Currently, there are just two India ETFs, from PowerShares and WisdomTree. However, many other providers are looking to capitalise on the country’s growth. As on July 30, WisdomTree India Earnings (EPI) was up 63.7% year-to-date, while PowerShares India (PIN) was up 52.7% year-to-date.
The two India ETFs have more than $560 million in assets.

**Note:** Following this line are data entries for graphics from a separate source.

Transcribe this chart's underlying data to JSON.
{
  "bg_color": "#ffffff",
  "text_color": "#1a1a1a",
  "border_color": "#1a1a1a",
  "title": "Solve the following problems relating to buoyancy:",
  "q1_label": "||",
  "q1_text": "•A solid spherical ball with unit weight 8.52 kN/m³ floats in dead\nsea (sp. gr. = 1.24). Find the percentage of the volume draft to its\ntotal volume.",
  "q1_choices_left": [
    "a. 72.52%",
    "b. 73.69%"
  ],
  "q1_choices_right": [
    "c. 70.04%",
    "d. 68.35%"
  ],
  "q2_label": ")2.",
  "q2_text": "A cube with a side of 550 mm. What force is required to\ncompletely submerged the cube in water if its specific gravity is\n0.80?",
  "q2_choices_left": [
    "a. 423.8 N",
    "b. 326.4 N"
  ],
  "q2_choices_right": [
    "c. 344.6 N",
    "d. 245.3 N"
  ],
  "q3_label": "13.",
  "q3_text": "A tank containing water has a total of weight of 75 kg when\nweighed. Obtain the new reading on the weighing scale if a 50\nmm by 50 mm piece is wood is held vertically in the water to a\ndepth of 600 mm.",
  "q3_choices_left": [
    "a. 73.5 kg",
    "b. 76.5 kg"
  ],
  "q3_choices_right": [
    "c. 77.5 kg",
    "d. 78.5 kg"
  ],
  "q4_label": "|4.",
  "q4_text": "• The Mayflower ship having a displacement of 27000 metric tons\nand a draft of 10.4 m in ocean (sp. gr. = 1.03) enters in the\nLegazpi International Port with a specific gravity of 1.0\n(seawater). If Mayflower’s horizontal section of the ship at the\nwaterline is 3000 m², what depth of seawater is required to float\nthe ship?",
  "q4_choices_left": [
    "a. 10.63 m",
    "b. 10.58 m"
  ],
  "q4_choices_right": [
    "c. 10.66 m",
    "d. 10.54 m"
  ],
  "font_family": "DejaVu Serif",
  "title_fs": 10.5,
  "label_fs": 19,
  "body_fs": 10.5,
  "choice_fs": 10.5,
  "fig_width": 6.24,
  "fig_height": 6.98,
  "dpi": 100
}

As one of the few economies that grew in a year that saw most of the world in recession, India has a growing acceptance among global investors, said Ashu Suyash, India head of Fidelity International.
“A possible reason for the surge in ETFs investing in India is that risk appetite has returned sufficiently for investors to look at emerging markets again... As allocations grow, investors will begin to look for the alpha and follow a more actively-managed investment strategy,” she said.
California-based ETF expert Tom Lydon said investors increasingly recognise that ETFs make it easier to access markets that have certain restrictions (such as limits on foreign investment) or liquidity issues.
ETFs have become big investors in India, basically because the US retail investor has accepted India as part of his global equity portfolio, said Samir Arora of the Singapore-based Helios Capital Management. “That money cannot be easily raised by other intermediaries,” he said.
Over 25% of secondary market inflows were through this route in recent months, according to Credit Suisse. “ETFs are perhaps securitising emerging markets like India in the current global liquidity wave, the way previous liquidity waves saw securitisation of internet or developed world real estate,” said Nilesh Jasani and Arya Sen of Credit Suisse.
While there will be occasional outflow cycles in coming years, the overall influence wielded by ETFs is expected to grow larger. FII buying in India from April 1, 2009 is close to $9 billion.
A recent study by Novarica, a research and advisory firm serving insurers and wealth management companies, says globally the number of ETFs will shoot up from 728 in 2008 to 2,618 by 2015, while ETF assets will increase from $500 billion to $1.15 trillion.